The researchers start by looking for specific proteins secreted by breast cancer tumor cells across many thousands of samples drawn from breast cancer tumors. The team is searching for a signature set of proteins that can be detected in very low amounts. A vast data set and formidable computing power are essential for finding the precise biomarkers that could, in five to 10 years, lead to the blood test. Recently upgraded mass spectrometry equipment at Temple’s School of Pharmacy allows him to carry out this innovative research.
The promise of this research extends even beyond the hopes of early detection into the possibility of new, more effective medicines to battle breast cancer. Going forward, biomarkers are likely to be an increasingly hot topic for those in the pharmaceutical industry, which represents a significant part of the U.S. economy. Biomarkers such as these are often used as a reference point in drug development; when the biomarkers diminish or disappear in blood tests, it’s evidence that the new drug is working.

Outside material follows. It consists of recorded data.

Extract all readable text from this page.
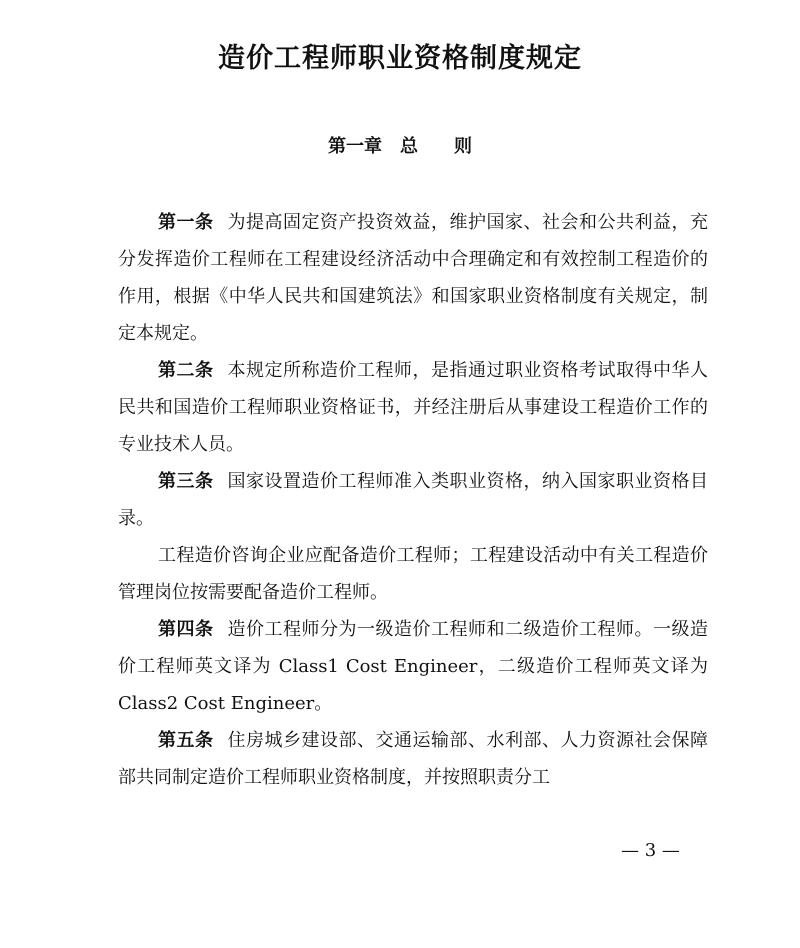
造价工程师职业资格制度规定
第一章　总　　则

第一条 为提高固定资产投资效益，维护国家、社会和公共利益，充分发挥造价工程师在工程建设经济活动中合理确定和有效控制工程造价的作用，根据《中华人民共和国建筑法》和国家职业资格制度有关规定，制定本规定。

第二条 本规定所称造价工程师，是指通过职业资格考试取得中华人民共和国造价工程师职业资格证书，并经注册后从事建设工程造价工作的专业技术人员。

第三条 国家设置造价工程师准入类职业资格，纳入国家职业资格目录。

工程造价咨询企业应配备造价工程师；工程建设活动中有关工程造价管理岗位按需要配备造价工程师。

第四条 造价工程师分为一级造价工程师和二级造价工程师。一级造价工程师英文译为 Class1 Cost Engineer，二级造价工程师英文译为 Class2 Cost Engineer。

第五条 住房城乡建设部、交通运输部、水利部、人力资源社会保障部共同制定造价工程师职业资格制度，并按照职责分工

— 3 —
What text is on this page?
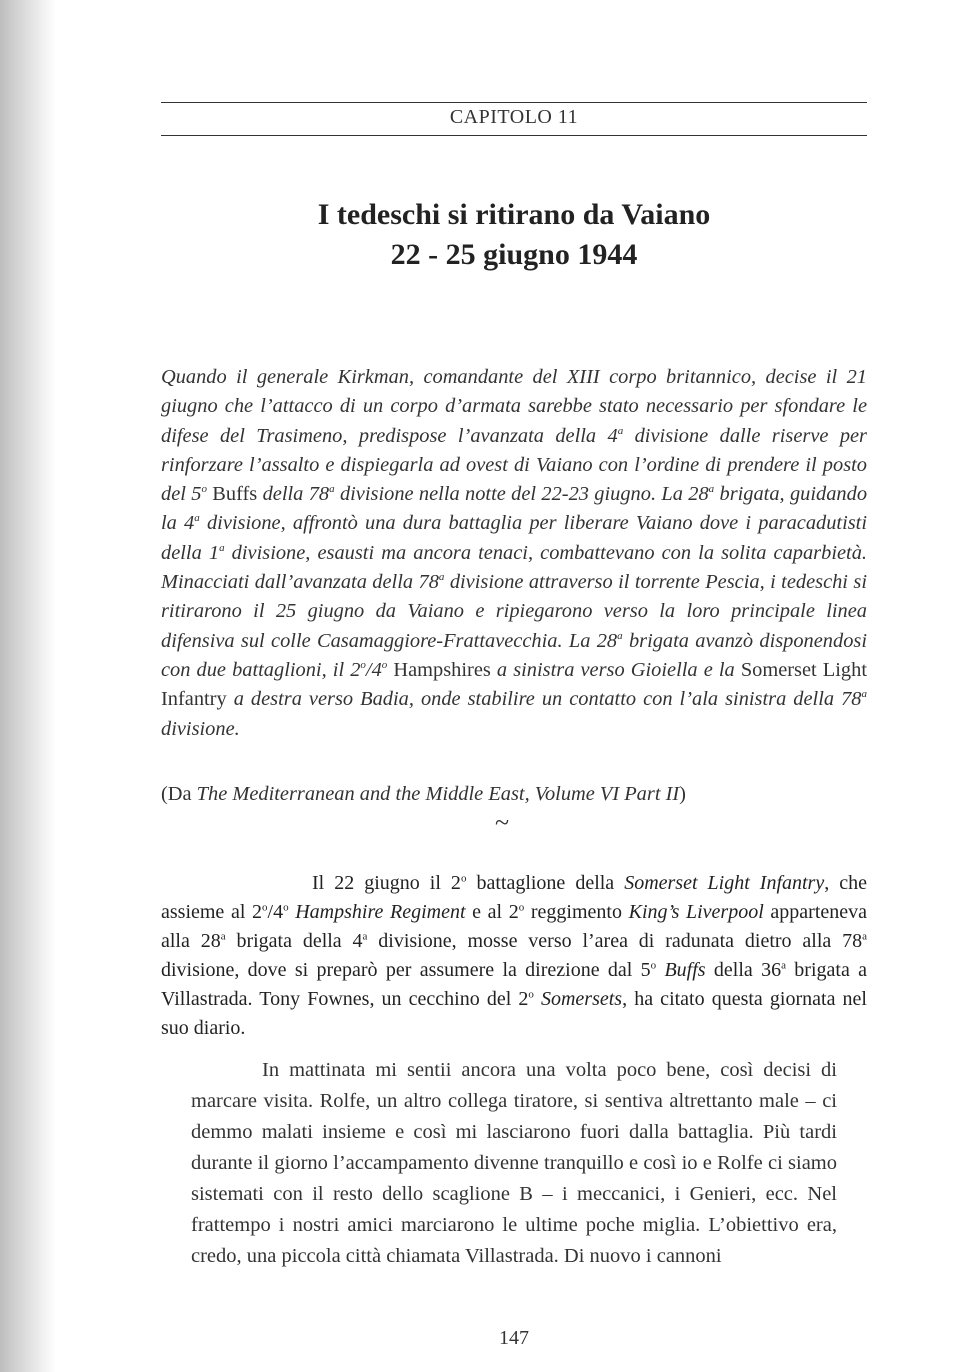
CAPITOLO 11
I tedeschi si ritirano da Vaiano
22 - 25 giugno 1944
Quando il generale Kirkman, comandante del XIII corpo britannico, decise il 21 giugno che l’attacco di un corpo d’armata sarebbe stato necessario per sfondare le difese del Trasimeno, predispose l’avanzata della 4$^a$ divisione dalle riserve per rinforzare l’assalto e dispiegarla ad ovest di Vaiano con l’ordine di prendere il posto del 5$^o$ Buffs della 78$^a$ divisione nella notte del 22-23 giugno. La 28$^a$ brigata, guidando la 4$^a$ divisione, affrontò una dura battaglia per liberare Vaiano dove i paracadutisti della 1$^a$ divisione, esausti ma ancora tenaci, combattevano con la solita caparbietà. Minacciati dall’avanzata della 78$^a$ divisione attraverso il torrente Pescia, i tedeschi si ritirarono il 25 giugno da Vaiano e ripiegarono verso la loro principale linea difensiva sul colle Casamaggiore-Frattavecchia. La 28$^a$ brigata avanzò disponendosi con due battaglioni, il 2$^o$/4$^o$ Hampshires a sinistra verso Gioiella e la Somerset Light Infantry a destra verso Badia, onde stabilire un contatto con l’ala sinistra della 78$^a$ divisione.
(Da The Mediterranean and the Middle East, Volume VI Part II)
~
Il 22 giugno il 2$^o$ battaglione della Somerset Light Infantry, che assieme al 2$^o$/4$^o$ Hampshire Regiment e al 2$^o$ reggimento King’s Liverpool apparteneva alla 28$^a$ brigata della 4$^a$ divisione, mosse verso l’area di radunata dietro alla 78$^a$ divisione, dove si preparò per assumere la direzione dal 5$^o$ Buffs della 36$^a$ brigata a Villastrada. Tony Fownes, un cecchino del 2$^o$ Somersets, ha citato questa giornata nel suo diario.
In mattinata mi sentii ancora una volta poco bene, così decisi di marcare visita. Rolfe, un altro collega tiratore, si sentiva altrettanto male – ci demmo malati insieme e così mi lasciarono fuori dalla battaglia. Più tardi durante il giorno l’accampamento divenne tranquillo e così io e Rolfe ci siamo sistemati con il resto dello scaglione B – i meccanici, i Genieri, ecc. Nel frattempo i nostri amici marciarono le ultime poche miglia. L’obiettivo era, credo, una piccola città chiamata Villastrada. Di nuovo i cannoni
147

Current treatments for breast cancer are effective, but they come with their own health risks and side effects, some of which lead to different health challenges years after patients have recovered from cancer. The identification of these biomarkers would also mean that, in addition to early intervention, a breast cancer patient could get a form of personalized medicine, which is another area of potential business growth for the pharmaceutical industry. For patients, that might mean fewer side effects and complications down the line.
“It’s rare to find a scientist with a business background,” says Perez-Leal. He praises the Innovation Management and Entrepreneurship program with helping him take an idea, establish a business plan, and pitch to investors. “The research community should continue to focus on finding solutions and products to real problems.”
Clearly, breast cancer is a real problem, as the most common cancer among women: one in eight will face a diagnosis in her lifetime. But if Barrero and Perez-Leal succeed, it will be a game-changing advance. Many more women will be diagnosed in cancer’s earliest stages, receive more personalized treatment, overcome the disease, and lead long and healthy lives.